900 Jahre Wartburg, 450 Jahre Reformation und 150 Jahre Wartburgfest der Burschenschaften: Im deutschen Mehrfachjubiläumsjahr 1967 hatte die DDR gegenüber der Bundesrepublik einen klaren Standortvorteil, lagen doch die wichtigsten Gedächtnisorte auf ihrem Gebiet. Die SED nutzte die historischen Jubiläen denn auch weidlich für ihre Abgrenzungspolitik gegenüber der Bundesrepublik und für die internationale Anerkennung des zweiten deutschen Staates. Doch welche Folgen hatte diese politische Instrumentalisierung des Reformationsjubiläums für die evangelischen Kirchen in beiden deutschen Staaten, die ja noch immer gesamtdeutsch in der Evangelischen Kirche in Deutschland (EKD) organisiert waren? Und wie ging die Bundesrepublik mit diesem geschichtspolitischen Vorstoß der DDR um? Setzte sie ihm einen ebensolchen entgegen? Oder führten die konfessionellen Konstellationen und kirchlichen Problemstellungen in der Bundesrepublik zu einer anderen Ausgestaltung und Tendenz der Reformationsfeierlichkeiten? Offenbarten sich im Reformationsjubiläum 1967 Verflechtung und Divergenzen der beiden deutschen Staaten und Gesellschaften? All diesen Fragen soll im Folgenden durch eine Analyse des Jubiläums in der DDR und in der Bundesrepublik nachgegangen werden. Am Ende folgt ein Ausblick auf das Reformationsjubiläum 2017, das unter anderen historischen Konstellationen stattfindet.

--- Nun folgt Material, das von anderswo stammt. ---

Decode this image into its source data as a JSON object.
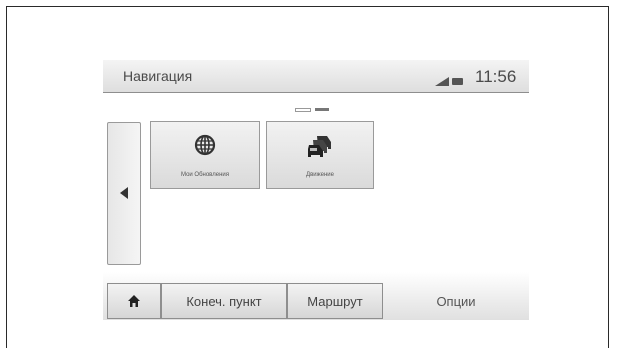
{
  "header": {
    "title": "Навигация",
    "time": "11:56",
    "icons": [
      "signal-icon",
      "battery-icon"
    ]
  },
  "page_indicator": {
    "pages": 2,
    "active_index": 1
  },
  "back_button": {
    "icon": "left-arrow-icon"
  },
  "tiles": [
    {
      "label": "Мои Обновления",
      "icon": "globe-icon"
    },
    {
      "label": "Движение",
      "icon": "traffic-cars-icon"
    }
  ],
  "bottom_bar": {
    "home_icon": "home-icon",
    "destination_label": "Конеч. пункт",
    "route_label": "Маршрут",
    "options_label": "Опции"
  }
}
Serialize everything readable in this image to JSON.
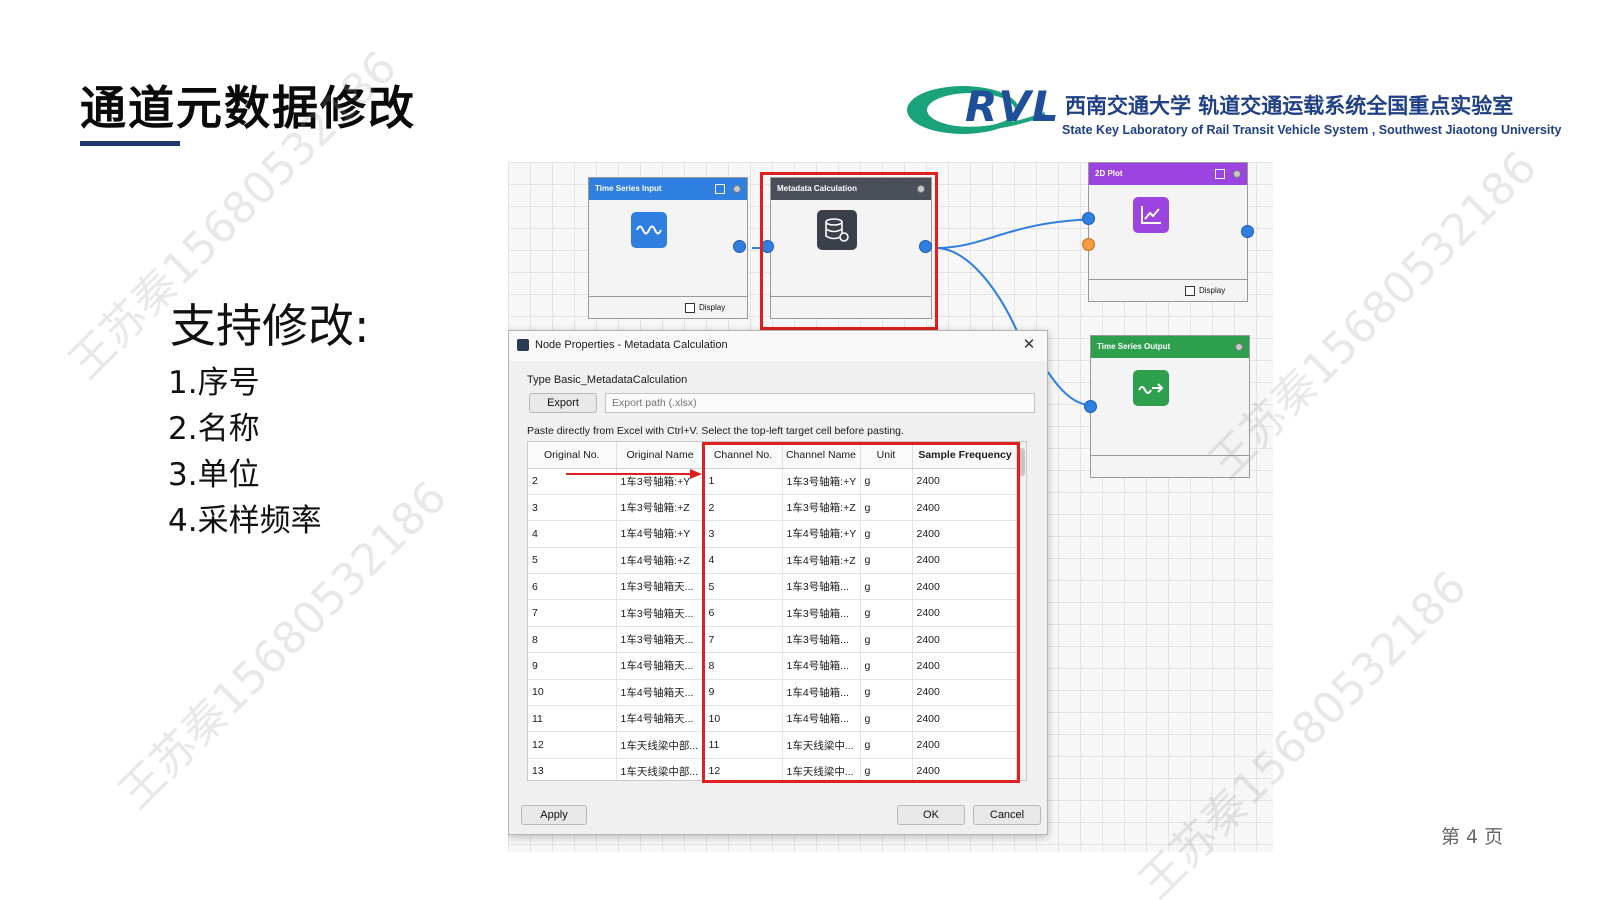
{
  "slide": {
    "title": "通道元数据修改",
    "support_heading": "支持修改:",
    "features": [
      "1.序号",
      "2.名称",
      "3.单位",
      "4.采样频率"
    ],
    "page_number": "第 4 页"
  },
  "logo": {
    "abbr": "RVL",
    "name_cn": "西南交通大学 轨道交通运载系统全国重点实验室",
    "name_en": "State Key Laboratory of Rail Transit Vehicle System , Southwest Jiaotong University"
  },
  "watermark_text": "王苏秦15680532186",
  "nodes": {
    "time_series_input": {
      "title": "Time Series Input",
      "display_label": "Display",
      "color": "#2f7fe0"
    },
    "metadata_calculation": {
      "title": "Metadata Calculation",
      "color": "#4a4f5a"
    },
    "plot_2d": {
      "title": "2D Plot",
      "display_label": "Display",
      "color": "#9b44e0"
    },
    "time_series_output": {
      "title": "Time Series Output",
      "color": "#2ea04d"
    }
  },
  "dialog": {
    "title": "Node Properties - Metadata Calculation",
    "type_line": "Type  Basic_MetadataCalculation",
    "export_button": "Export",
    "export_placeholder": "Export path (.xlsx)",
    "paste_hint": "Paste directly from Excel with Ctrl+V. Select the top-left target cell before pasting.",
    "apply_button": "Apply",
    "ok_button": "OK",
    "cancel_button": "Cancel",
    "close_glyph": "✕"
  },
  "table": {
    "headers": [
      "Original No.",
      "Original Name",
      "Channel No.",
      "Channel Name",
      "Unit",
      "Sample Frequency"
    ],
    "rows": [
      [
        "2",
        "1车3号轴箱:+Y",
        "1",
        "1车3号轴箱:+Y",
        "g",
        "2400"
      ],
      [
        "3",
        "1车3号轴箱:+Z",
        "2",
        "1车3号轴箱:+Z",
        "g",
        "2400"
      ],
      [
        "4",
        "1车4号轴箱:+Y",
        "3",
        "1车4号轴箱:+Y",
        "g",
        "2400"
      ],
      [
        "5",
        "1车4号轴箱:+Z",
        "4",
        "1车4号轴箱:+Z",
        "g",
        "2400"
      ],
      [
        "6",
        "1车3号轴箱天...",
        "5",
        "1车3号轴箱...",
        "g",
        "2400"
      ],
      [
        "7",
        "1车3号轴箱天...",
        "6",
        "1车3号轴箱...",
        "g",
        "2400"
      ],
      [
        "8",
        "1车3号轴箱天...",
        "7",
        "1车3号轴箱...",
        "g",
        "2400"
      ],
      [
        "9",
        "1车4号轴箱天...",
        "8",
        "1车4号轴箱...",
        "g",
        "2400"
      ],
      [
        "10",
        "1车4号轴箱天...",
        "9",
        "1车4号轴箱...",
        "g",
        "2400"
      ],
      [
        "11",
        "1车4号轴箱天...",
        "10",
        "1车4号轴箱...",
        "g",
        "2400"
      ],
      [
        "12",
        "1车天线梁中部...",
        "11",
        "1车天线梁中...",
        "g",
        "2400"
      ],
      [
        "13",
        "1车天线梁中部...",
        "12",
        "1车天线梁中...",
        "g",
        "2400"
      ]
    ]
  },
  "colors": {
    "accent_red": "#e02020",
    "title_underline": "#1f3a6b",
    "logo_blue": "#1f4e9a",
    "logo_green": "#1aa37a"
  }
}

Das jubiläum in der DDR: Politische Instrumentalisierung
Im März 1966 entschloss sich das Politbüro der SED mit Blick auf die Jubiläen zu einer gezielten Rezeption des nationalen Erbes. Die DDR sollte sich gegenüber dem Ausland und der eigenen Bevölkerung als die einzig rechtmäßige "Hüterin und Fortsetzerin der fortschrittlichen nationalen und humanistischen Traditionen des deutschen Volkes" zeigen. Diese geschichtspolitische Mobilisierung schloss ein neues offizielles Reformationsverständnis ein. Lange war die Reformation in der DDR-Historiografie sehr kritisch betrachtet worden. Nun galten die Kämpfe der Reformationszeit als erste Etappe der "frühbürgerlichen Revolution", ja, als die größte revolutionäre Massenbewegung der Deutschen bis zur Novemberrevolution von 1918, und die DDR wurde als Erbin und Vollenderin einer enttheologisierten Reformation gefeiert. Martin Luther wandelte sich – vereinfacht gesagt – vom antinationalen, negativen Helden, als der er in den 1950er Jahren noch gegolten hatte, allmählich zum Stammvater der deutschen Nation sowie des Sozialismus in der DDR.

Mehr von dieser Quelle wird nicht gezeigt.